Heute steht im Bundestag die Abstimmung über eine Änderung des Bundeswahlgesetzes an, bei der es unter anderem um die Neugestaltung von Wahlkreisen in Sachsen-Anhalt und Bayern geht.
Unionsfraktionschef Friedrich Merz (CDU) erhebt den Vorwurf, dass die Koalitionsfraktionen SPD, Grüne und FDP Wahlrechtsmanipulation betreiben, um Kulturstaatsministerin Claudia Roth (Grüne) zu bevorzugen.

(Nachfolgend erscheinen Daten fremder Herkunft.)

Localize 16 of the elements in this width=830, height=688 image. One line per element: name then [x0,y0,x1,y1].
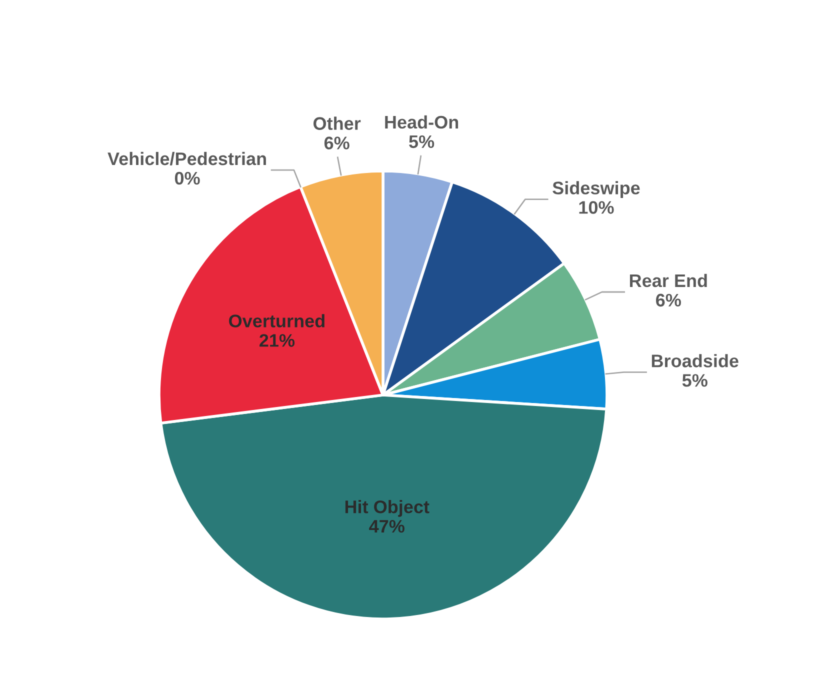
slice-label: Rear End [630,274,707,288]
data-label: 10% [579,201,614,214]
category-label: Vehicle/Pedestrian [108,152,266,166]
data-label: 6% [656,294,681,307]
slice-label: Broadside [652,354,738,368]
slice-label: Head-On [385,115,458,129]
data-label: 5% [409,135,434,148]
data-label: 21% [260,334,295,347]
text: 0% [174,172,200,185]
data-label: 5% [682,374,708,387]
slice-label: Sideswipe [552,181,640,198]
data-label: 6% [324,136,350,150]
data-label: 47% [369,520,404,533]
slice-label: Overturned [229,314,324,328]
slice-label: Other [313,116,361,130]
slice-label: Hit Object [345,500,430,517]
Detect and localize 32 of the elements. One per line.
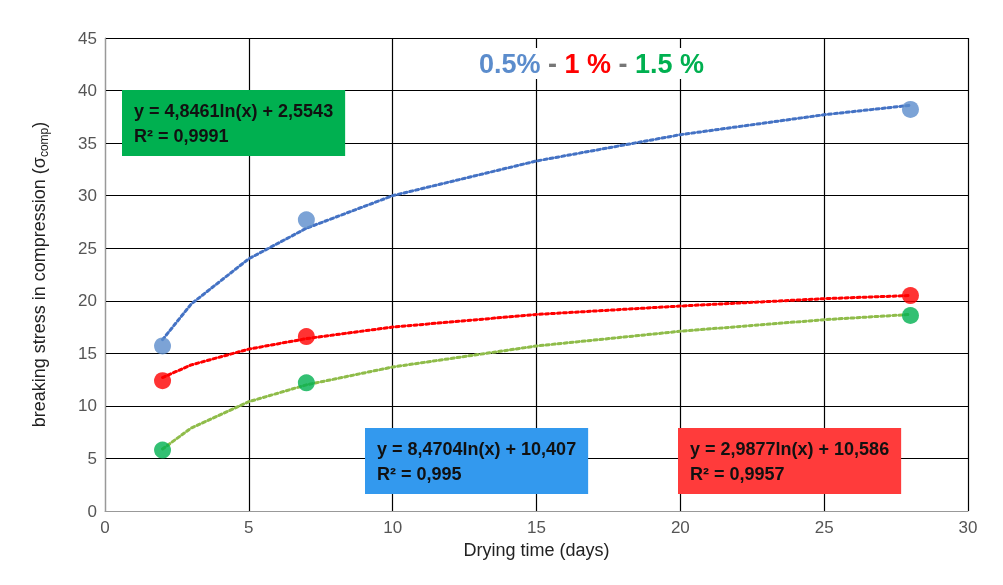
y-tick-label: 30 [78, 186, 97, 206]
y-tick-label: 10 [78, 396, 97, 416]
x-tick-label: 5 [244, 518, 254, 537]
point [154, 337, 172, 355]
point [901, 100, 919, 118]
annotation: y = 4,8461ln(x) + 2,5543 R² = 0,9991 [134, 100, 334, 146]
point [901, 307, 919, 324]
y-tick-label: 20 [78, 291, 97, 311]
y-tick-label: 25 [78, 238, 97, 258]
annotation: y = 8,4704ln(x) + 10,407 R² = 0,995 [377, 438, 577, 484]
x-tick-label: 0 [100, 518, 110, 537]
point [154, 441, 172, 459]
chart-title: 0.5% - 1 % - 1.5 % [479, 48, 705, 79]
y-axis-title: breaking stress in compression (σcomp) [29, 121, 51, 428]
x-tick-label: 15 [527, 518, 546, 537]
x-tick-label: 10 [383, 518, 403, 537]
x-tick-label: 25 [814, 518, 834, 537]
x-tick-label: 30 [958, 518, 978, 537]
point [154, 372, 172, 390]
y-tick-label: 5 [87, 448, 97, 468]
y-tick-label: 0 [87, 501, 97, 521]
y-tick-label: 35 [78, 133, 97, 153]
x-axis-title: Drying time (days) [463, 539, 610, 560]
point [297, 211, 315, 229]
y-tick-label: 45 [78, 28, 97, 48]
point [297, 374, 315, 392]
point [901, 287, 919, 305]
y-tick-label: 15 [78, 343, 97, 363]
annotation: y = 2,9877ln(x) + 10,586 R² = 0,9957 [690, 438, 890, 484]
y-tick-label: 40 [78, 81, 97, 101]
point [297, 328, 315, 346]
x-tick-label: 20 [670, 518, 690, 537]
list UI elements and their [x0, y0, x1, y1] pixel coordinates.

Behauptung: Mit der geplanten Änderung solle der bayerische Wahlkreis Augsburg-Stadt so gestaltet werden, dass Claudia Roth bei der nächsten Bundestagswahl ihren Wahlkreis behalten könne, indem der Einfluss von CSU-Wählern verringert wird, so Merz.
Bewertung: Irreführend.
Fakten: Die Debatte entzündet sich an der geplanten Umverteilung eines Wahlkreises von Sachsen-Anhalt nach Bayern. Die Ampel-Fraktionen schlagen vor, in Bayern aus Teilen der Wahlkreise Augsburg-Land, Neu-Ulm und Ostallgäu einen zusätzlichen Wahlkreis zu bilden. Nach dem Bundeswahlgesetz müssen Wahlkreise umstrukturiert werden, wenn sich der Bevölkerungsanteil signifikant verändert.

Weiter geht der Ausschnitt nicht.